Scientists develop spectroscopy-based COVID-19 triage tool

2021 01 15 22 11 6312 Coronavirus Blood Cells 400

Attenuated total reflection Fourier-transform infrared (ATR-FTIR) spectroscopy is a rapid, low-cost tool that can be used to triage the severity of illness in patients with COVID-19, according to research published recently in Analytical Chemistry.

Indian and Australian researchers collected infrared spectra of blood plasma from 160 COVID-positive patients from Mumbai (130 as a training set for model development and 30 as a blind test set for model validation). They established a simple plasma processing and ATR-FTIR data acquisition procedure using 75% ethanol for viral inactivation.

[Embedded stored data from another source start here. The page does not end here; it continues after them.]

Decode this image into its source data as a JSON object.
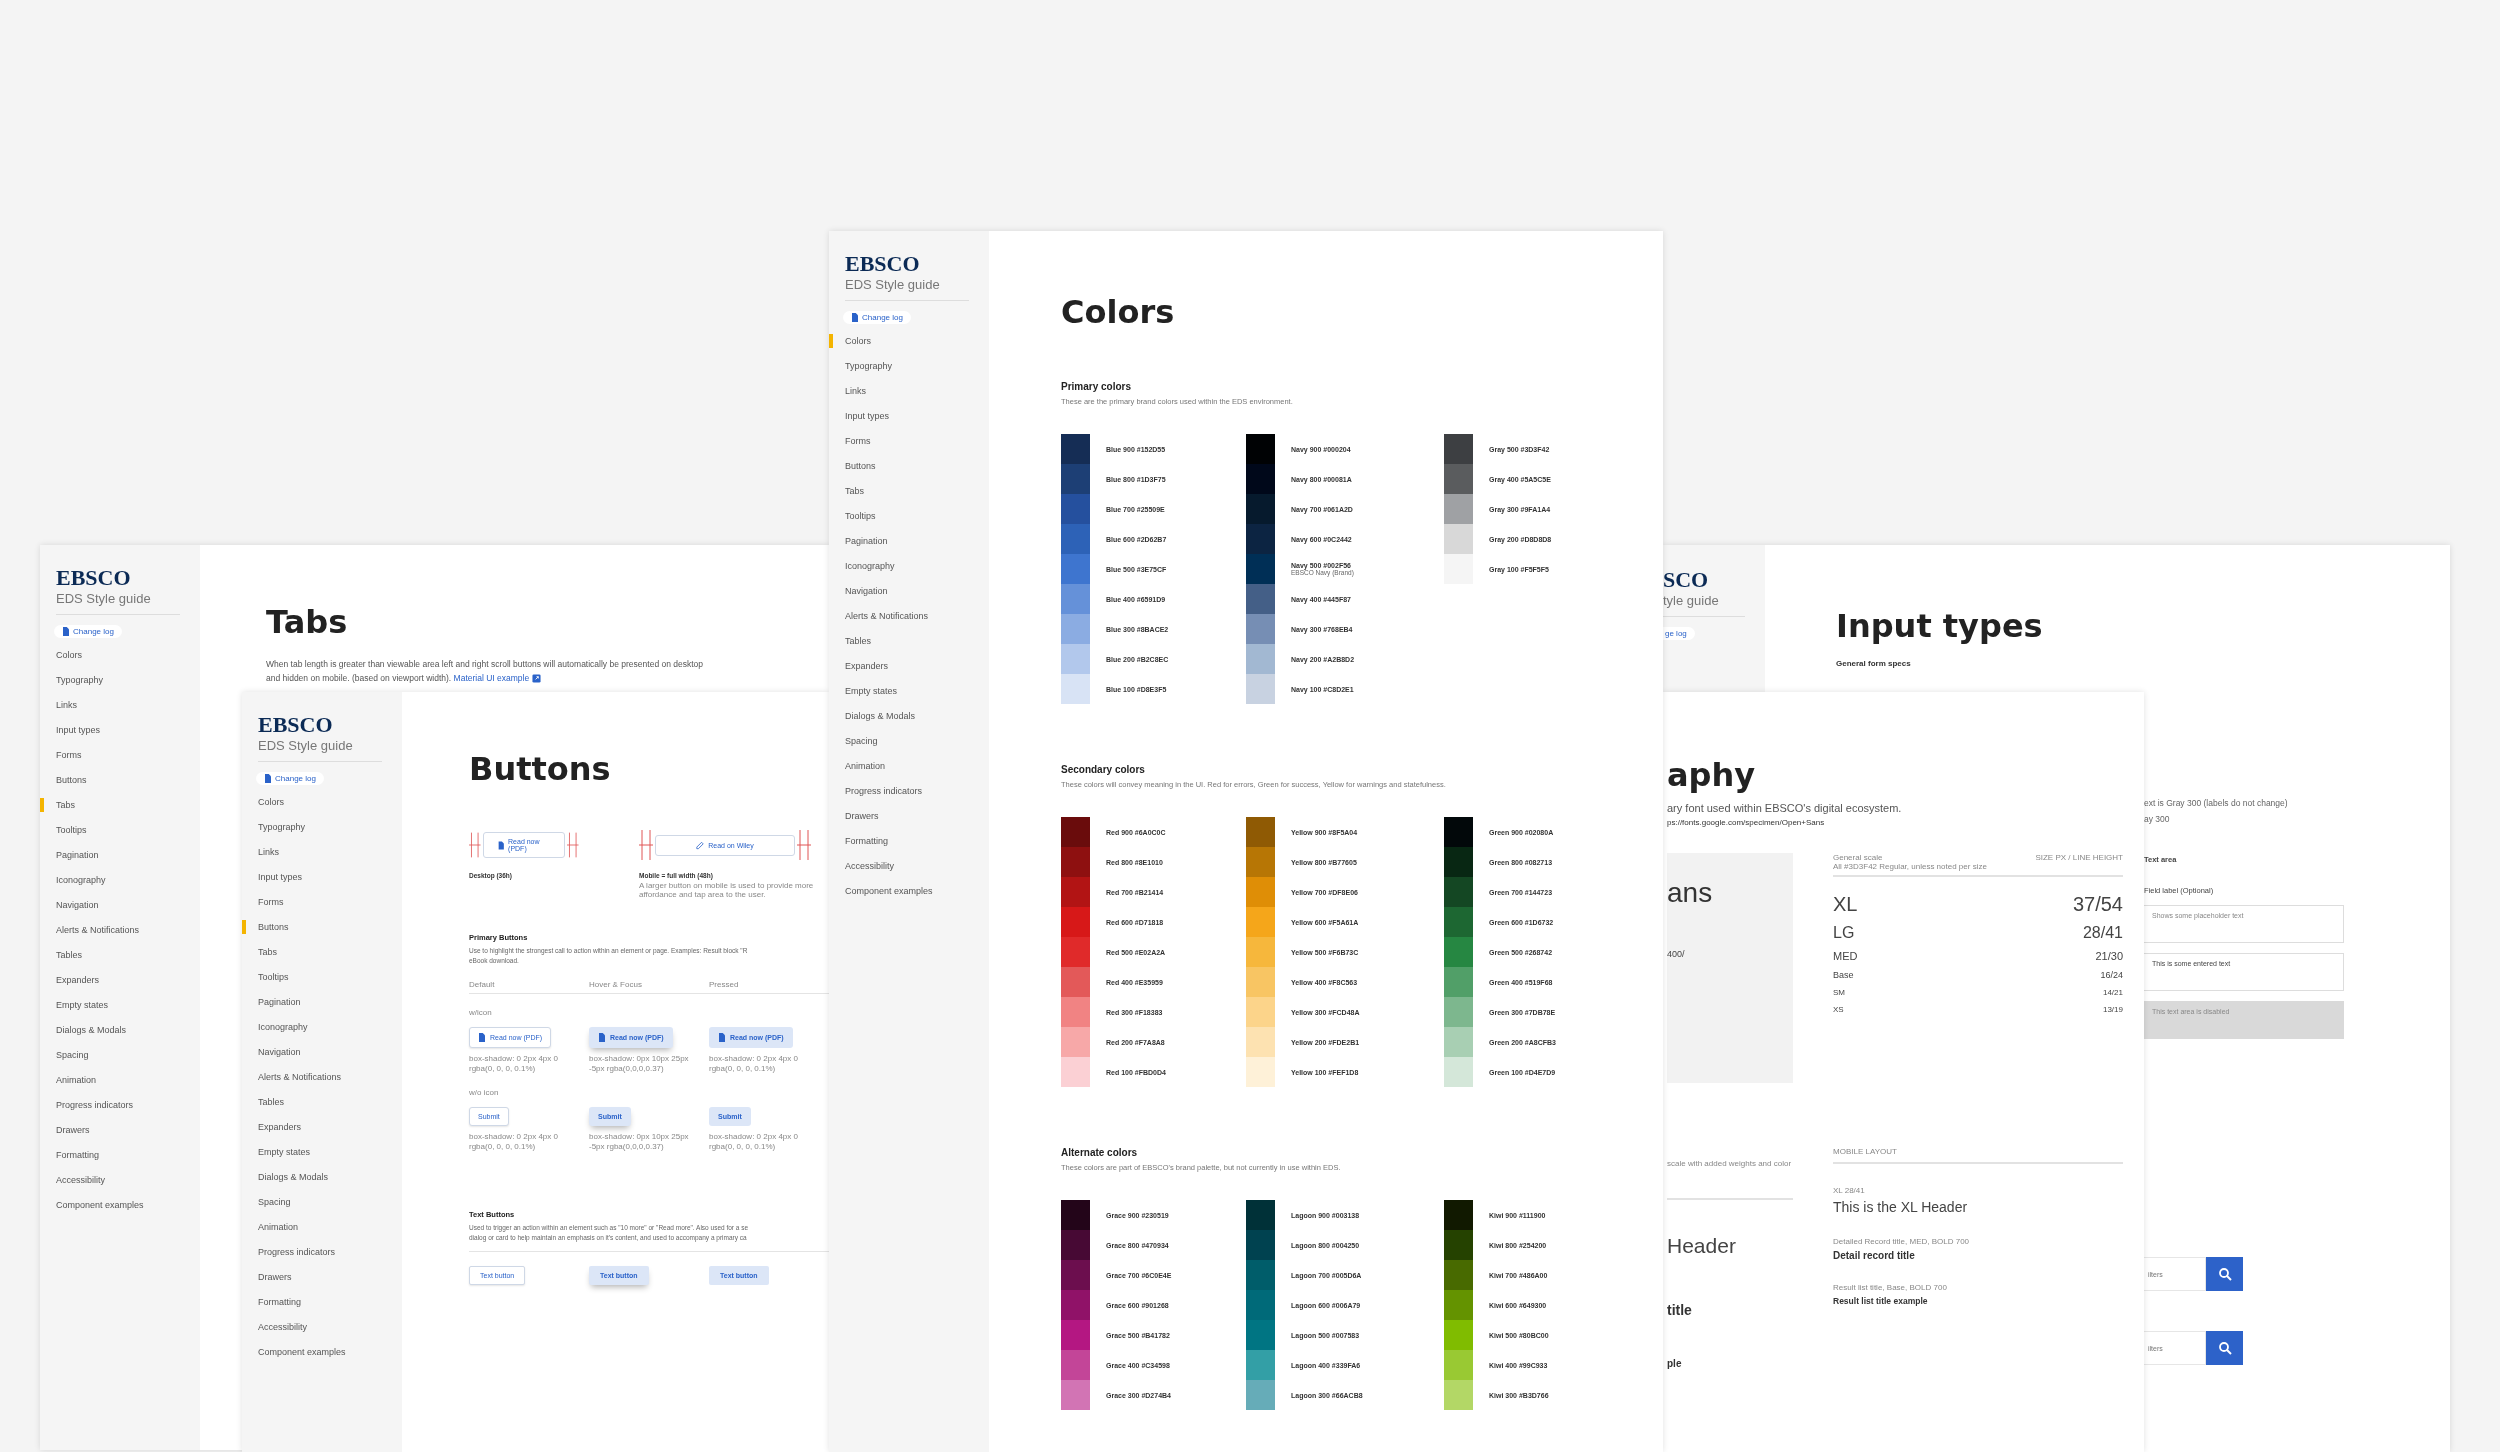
{
  "pages": [
    {
      "kind": "tabs",
      "sidebar": {
        "logo": "EBSCO",
        "subtitle": "EDS Style guide",
        "changelog": "Change log",
        "items": [
          {
            "label": "Colors",
            "selected": false
          },
          {
            "label": "Typography",
            "selected": false
          },
          {
            "label": "Links",
            "selected": false
          },
          {
            "label": "Input types",
            "selected": false
          },
          {
            "label": "Forms",
            "selected": false
          },
          {
            "label": "Buttons",
            "selected": false
          },
          {
            "label": "Tabs",
            "selected": true
          },
          {
            "label": "Tooltips",
            "selected": false
          },
          {
            "label": "Pagination",
            "selected": false
          },
          {
            "label": "Iconography",
            "selected": false
          },
          {
            "label": "Navigation",
            "selected": false
          },
          {
            "label": "Alerts & Notifications",
            "selected": false
          },
          {
            "label": "Tables",
            "selected": false
          },
          {
            "label": "Expanders",
            "selected": false
          },
          {
            "label": "Empty states",
            "selected": false
          },
          {
            "label": "Dialogs & Modals",
            "selected": false
          },
          {
            "label": "Spacing",
            "selected": false
          },
          {
            "label": "Animation",
            "selected": false
          },
          {
            "label": "Progress indicators",
            "selected": false
          },
          {
            "label": "Drawers",
            "selected": false
          },
          {
            "label": "Formatting",
            "selected": false
          },
          {
            "label": "Accessibility",
            "selected": false
          },
          {
            "label": "Component examples",
            "selected": false
          }
        ]
      },
      "title": "Tabs",
      "intro": "When tab length is greater than viewable area left and right scroll buttons will automatically be presented on desktop and hidden on mobile. (based on viewport width).",
      "link": "Material UI example"
    },
    {
      "kind": "buttons",
      "sidebar": {
        "logo": "EBSCO",
        "subtitle": "EDS Style guide",
        "changelog": "Change log",
        "items": [
          {
            "label": "Colors",
            "selected": false
          },
          {
            "label": "Typography",
            "selected": false
          },
          {
            "label": "Links",
            "selected": false
          },
          {
            "label": "Input types",
            "selected": false
          },
          {
            "label": "Forms",
            "selected": false
          },
          {
            "label": "Buttons",
            "selected": true
          },
          {
            "label": "Tabs",
            "selected": false
          },
          {
            "label": "Tooltips",
            "selected": false
          },
          {
            "label": "Pagination",
            "selected": false
          },
          {
            "label": "Iconography",
            "selected": false
          },
          {
            "label": "Navigation",
            "selected": false
          },
          {
            "label": "Alerts & Notifications",
            "selected": false
          },
          {
            "label": "Tables",
            "selected": false
          },
          {
            "label": "Expanders",
            "selected": false
          },
          {
            "label": "Empty states",
            "selected": false
          },
          {
            "label": "Dialogs & Modals",
            "selected": false
          },
          {
            "label": "Spacing",
            "selected": false
          },
          {
            "label": "Animation",
            "selected": false
          },
          {
            "label": "Progress indicators",
            "selected": false
          },
          {
            "label": "Drawers",
            "selected": false
          },
          {
            "label": "Formatting",
            "selected": false
          },
          {
            "label": "Accessibility",
            "selected": false
          },
          {
            "label": "Component examples",
            "selected": false
          }
        ]
      },
      "title": "Buttons",
      "specs": [
        {
          "label": "Read now (PDF)",
          "caption": "Desktop (36h)"
        },
        {
          "label": "Read on Wiley",
          "caption": "Mobile = full width (48h)",
          "note": "A larger button on mobile is used to provide more affordance and tap area to the user."
        }
      ],
      "primary": {
        "heading": "Primary Buttons",
        "text": "Use to highlight the strongest call to action within an element or page. Examples: Result block \"R",
        "text_end": "eBook download.",
        "columns": [
          "Default",
          "Hover & Focus",
          "Pressed"
        ],
        "groups": [
          {
            "label": "w/icon",
            "buttons": [
              {
                "kind": "default",
                "label": "Read now (PDF)",
                "caption": "box-shadow: 0 2px 4px 0 rgba(0, 0, 0, 0.1%)"
              },
              {
                "kind": "hover",
                "label": "Read now (PDF)",
                "caption": "box-shadow: 0px 10px 25px -5px rgba(0,0,0,0.37)"
              },
              {
                "kind": "pressed",
                "label": "Read now (PDF)",
                "caption": "box-shadow: 0 2px 4px 0 rgba(0, 0, 0, 0.1%)"
              }
            ]
          },
          {
            "label": "w/o icon",
            "buttons": [
              {
                "kind": "default",
                "label": "Submit",
                "caption": "box-shadow: 0 2px 4px 0 rgba(0, 0, 0, 0.1%)"
              },
              {
                "kind": "hover",
                "label": "Submit",
                "caption": "box-shadow: 0px 10px 25px -5px rgba(0,0,0,0.37)"
              },
              {
                "kind": "pressed",
                "label": "Submit",
                "caption": "box-shadow: 0 2px 4px 0 rgba(0, 0, 0, 0.1%)"
              }
            ]
          }
        ]
      },
      "text_buttons": {
        "heading": "Text Buttons",
        "text": "Used to trigger an action within an element such as \"10 more\" or \"Read more\". Also used for a se",
        "text_end": "dialog or card to help maintain an emphasis on it's content, and used to accompany a primary ca",
        "buttons": [
          {
            "kind": "default",
            "label": "Text button"
          },
          {
            "kind": "hover",
            "label": "Text button"
          },
          {
            "kind": "pressed",
            "label": "Text button"
          }
        ]
      }
    },
    {
      "kind": "colors",
      "sidebar": {
        "logo": "EBSCO",
        "subtitle": "EDS Style guide",
        "changelog": "Change log",
        "items": [
          {
            "label": "Colors",
            "selected": true
          },
          {
            "label": "Typography",
            "selected": false
          },
          {
            "label": "Links",
            "selected": false
          },
          {
            "label": "Input types",
            "selected": false
          },
          {
            "label": "Forms",
            "selected": false
          },
          {
            "label": "Buttons",
            "selected": false
          },
          {
            "label": "Tabs",
            "selected": false
          },
          {
            "label": "Tooltips",
            "selected": false
          },
          {
            "label": "Pagination",
            "selected": false
          },
          {
            "label": "Iconography",
            "selected": false
          },
          {
            "label": "Navigation",
            "selected": false
          },
          {
            "label": "Alerts & Notifications",
            "selected": false
          },
          {
            "label": "Tables",
            "selected": false
          },
          {
            "label": "Expanders",
            "selected": false
          },
          {
            "label": "Empty states",
            "selected": false
          },
          {
            "label": "Dialogs & Modals",
            "selected": false
          },
          {
            "label": "Spacing",
            "selected": false
          },
          {
            "label": "Animation",
            "selected": false
          },
          {
            "label": "Progress indicators",
            "selected": false
          },
          {
            "label": "Drawers",
            "selected": false
          },
          {
            "label": "Formatting",
            "selected": false
          },
          {
            "label": "Accessibility",
            "selected": false
          },
          {
            "label": "Component examples",
            "selected": false
          }
        ]
      },
      "title": "Colors",
      "sections": [
        {
          "heading": "Primary colors",
          "text": "These are the primary brand colors used within the EDS environment.",
          "columns": [
            [
              {
                "label": "Blue 900 #152D55",
                "color": "#152d55"
              },
              {
                "label": "Blue 800 #1D3F75",
                "color": "#1d3f75"
              },
              {
                "label": "Blue 700 #25509E",
                "color": "#25509e"
              },
              {
                "label": "Blue 600 #2D62B7",
                "color": "#2d62b7"
              },
              {
                "label": "Blue 500 #3E75CF",
                "color": "#3e75cf"
              },
              {
                "label": "Blue 400 #6591D9",
                "color": "#6591d9"
              },
              {
                "label": "Blue 300 #8BACE2",
                "color": "#8bace2"
              },
              {
                "label": "Blue 200 #B2C8EC",
                "color": "#b2c8ec"
              },
              {
                "label": "Blue 100 #D8E3F5",
                "color": "#d8e3f5"
              }
            ],
            [
              {
                "label": "Navy 900 #000204",
                "color": "#000204"
              },
              {
                "label": "Navy 800 #00081A",
                "color": "#00081a"
              },
              {
                "label": "Navy 700 #061A2D",
                "color": "#061a2d"
              },
              {
                "label": "Navy 600 #0C2442",
                "color": "#0c2442"
              },
              {
                "label": "Navy 500 #002F56",
                "color": "#002f56",
                "note": "EBSCO Navy (Brand)"
              },
              {
                "label": "Navy 400 #445F87",
                "color": "#445f87"
              },
              {
                "label": "Navy 300 #768EB4",
                "color": "#768eb4"
              },
              {
                "label": "Navy 200 #A2B8D2",
                "color": "#a2b8d2"
              },
              {
                "label": "Navy 100 #C8D2E1",
                "color": "#c8d2e1"
              }
            ],
            [
              {
                "label": "Gray 500 #3D3F42",
                "color": "#3d3f42"
              },
              {
                "label": "Gray 400 #5A5C5E",
                "color": "#5a5c5e"
              },
              {
                "label": "Gray 300 #9FA1A4",
                "color": "#9fa1a4"
              },
              {
                "label": "Gray 200 #D8D8D8",
                "color": "#d8d8d8"
              },
              {
                "label": "Gray 100 #F5F5F5",
                "color": "#f5f5f5"
              }
            ]
          ]
        },
        {
          "heading": "Secondary colors",
          "text": "These colors will convey meaning in the UI. Red for errors, Green for success, Yellow for warnings and statefulness.",
          "columns": [
            [
              {
                "label": "Red 900 #6A0C0C",
                "color": "#6a0c0c"
              },
              {
                "label": "Red 800 #8E1010",
                "color": "#8e1010"
              },
              {
                "label": "Red 700 #B21414",
                "color": "#b21414"
              },
              {
                "label": "Red 600 #D71818",
                "color": "#d71818"
              },
              {
                "label": "Red 500 #E02A2A",
                "color": "#e02a2a"
              },
              {
                "label": "Red 400 #E35959",
                "color": "#e35959"
              },
              {
                "label": "Red 300 #F18383",
                "color": "#f18383"
              },
              {
                "label": "Red 200 #F7A8A8",
                "color": "#f7a8a8"
              },
              {
                "label": "Red 100 #FBD0D4",
                "color": "#fbd0d4"
              }
            ],
            [
              {
                "label": "Yellow 900 #8F5A04",
                "color": "#8f5a04"
              },
              {
                "label": "Yellow 800 #B77605",
                "color": "#b77605"
              },
              {
                "label": "Yellow 700 #DF8E06",
                "color": "#df8e06"
              },
              {
                "label": "Yellow 600 #F5A61A",
                "color": "#f5a61a"
              },
              {
                "label": "Yellow 500 #F6B73C",
                "color": "#f6b73c"
              },
              {
                "label": "Yellow 400 #F8C563",
                "color": "#f8c563"
              },
              {
                "label": "Yellow 300 #FCD48A",
                "color": "#fcd48a"
              },
              {
                "label": "Yellow 200 #FDE2B1",
                "color": "#fde2b1"
              },
              {
                "label": "Yellow 100 #FEF1D8",
                "color": "#fef1d8"
              }
            ],
            [
              {
                "label": "Green 900 #02080A",
                "color": "#02080a"
              },
              {
                "label": "Green 800 #082713",
                "color": "#082713"
              },
              {
                "label": "Green 700 #144723",
                "color": "#144723"
              },
              {
                "label": "Green 600 #1D6732",
                "color": "#1d6732"
              },
              {
                "label": "Green 500 #268742",
                "color": "#268742"
              },
              {
                "label": "Green 400 #519F68",
                "color": "#519f68"
              },
              {
                "label": "Green 300 #7DB78E",
                "color": "#7db78e"
              },
              {
                "label": "Green 200 #A8CFB3",
                "color": "#a8cfb3"
              },
              {
                "label": "Green 100 #D4E7D9",
                "color": "#d4e7d9"
              }
            ]
          ]
        },
        {
          "heading": "Alternate colors",
          "text": "These colors are part of EBSCO's brand palette, but not currently in use within EDS.",
          "columns": [
            [
              {
                "label": "Grace 900 #230519",
                "color": "#230519"
              },
              {
                "label": "Grace 800 #470934",
                "color": "#470934"
              },
              {
                "label": "Grace 700 #6C0E4E",
                "color": "#6c0e4e"
              },
              {
                "label": "Grace 600 #901268",
                "color": "#901268"
              },
              {
                "label": "Grace 500 #B41782",
                "color": "#b41782"
              },
              {
                "label": "Grace 400 #C34598",
                "color": "#c34598"
              },
              {
                "label": "Grace 300 #D274B4",
                "color": "#d274b4"
              }
            ],
            [
              {
                "label": "Lagoon 900 #003138",
                "color": "#003138"
              },
              {
                "label": "Lagoon 800 #004250",
                "color": "#004250"
              },
              {
                "label": "Lagoon 700 #005D6A",
                "color": "#005d6a"
              },
              {
                "label": "Lagoon 600 #006A79",
                "color": "#006a79"
              },
              {
                "label": "Lagoon 500 #007583",
                "color": "#007583"
              },
              {
                "label": "Lagoon 400 #339FA6",
                "color": "#339fa6"
              },
              {
                "label": "Lagoon 300 #66ACB8",
                "color": "#66acb8"
              }
            ],
            [
              {
                "label": "Kiwi 900 #111900",
                "color": "#111900"
              },
              {
                "label": "Kiwi 800 #254200",
                "color": "#254200"
              },
              {
                "label": "Kiwi 700 #486A00",
                "color": "#486a00"
              },
              {
                "label": "Kiwi 600 #649300",
                "color": "#649300"
              },
              {
                "label": "Kiwi 500 #80BC00",
                "color": "#80bc00"
              },
              {
                "label": "Kiwi 400 #99C933",
                "color": "#99c933"
              },
              {
                "label": "Kiwi 300 #B3D766",
                "color": "#b3d766"
              }
            ]
          ]
        }
      ]
    },
    {
      "kind": "input_types",
      "sidebar": {
        "logo": "SCO",
        "subtitle": "tyle guide",
        "changelog": "ge log"
      },
      "title": "Input types",
      "subtitle": "General form specs",
      "notes": [
        "ext is Gray 300 (labels do not change)",
        "ay 300"
      ],
      "section": "Text area",
      "field_label": "Field label (Optional)",
      "fields": [
        {
          "placeholder": "Shows some placeholder text",
          "disabled": false
        },
        {
          "value": "This is some entered text",
          "disabled": false
        },
        {
          "placeholder": "This text area is disabled",
          "disabled": true
        }
      ],
      "searches": [
        {
          "placeholder": "ilters"
        },
        {
          "placeholder": "ilters"
        }
      ]
    },
    {
      "kind": "typography",
      "title": "aphy",
      "text": "ary font used within EBSCO's digital ecosystem.",
      "url": "ps://fonts.google.com/specimen/Open+Sans",
      "font_name": "ans",
      "font_weights": "400/",
      "scale": {
        "heading": "General scale",
        "note": "All #3D3F42 Regular, unless noted per size",
        "unit": "SIZE PX / LINE HEIGHT",
        "rows": [
          {
            "size": "XL",
            "value": "37/54"
          },
          {
            "size": "LG",
            "value": "28/41"
          },
          {
            "size": "MED",
            "value": "21/30"
          },
          {
            "size": "Base",
            "value": "16/24"
          },
          {
            "size": "SM",
            "value": "14/21"
          },
          {
            "size": "XS",
            "value": "13/19"
          }
        ]
      },
      "left_note": "scale with added weights and color",
      "layout_heading": "MOBILE LAYOUT",
      "examples": [
        {
          "kind": "xl",
          "left": "Header",
          "caption": "XL 28/41",
          "sample": "This is the XL Header"
        },
        {
          "kind": "med",
          "left": "title",
          "caption": "Detailed Record title, MED, BOLD 700",
          "sample": "Detail record title"
        },
        {
          "kind": "base",
          "left": "ple",
          "caption": "Result list title, Base, BOLD 700",
          "sample": "Result list title example"
        }
      ]
    }
  ]
}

"We found there were measurable differences in the infrared spectra in the patients who became severely unwell," said Michelle Hill, PhD, of QIMR Berghofer Medical Research Institute in Queensland, in a news release.

Addition of the ATR-FTIR spectra to clinical parameters (age, sex, diabetes mellitus, and hypertension) increased the area under the receiver operating curve (ROC) for both the training and test datasets, from 69.3% to 85.7% in the training set and from 77.8% 85.1% in the blind test set, the researchers found.

Agilent Technologies, which made the Cary 630 FTIR spectrometer used in the study, said the work highlights the potential of ATR-FTIR spectroscopy for COVID-19 and infectious disease research and that the company will continue to support research in the field.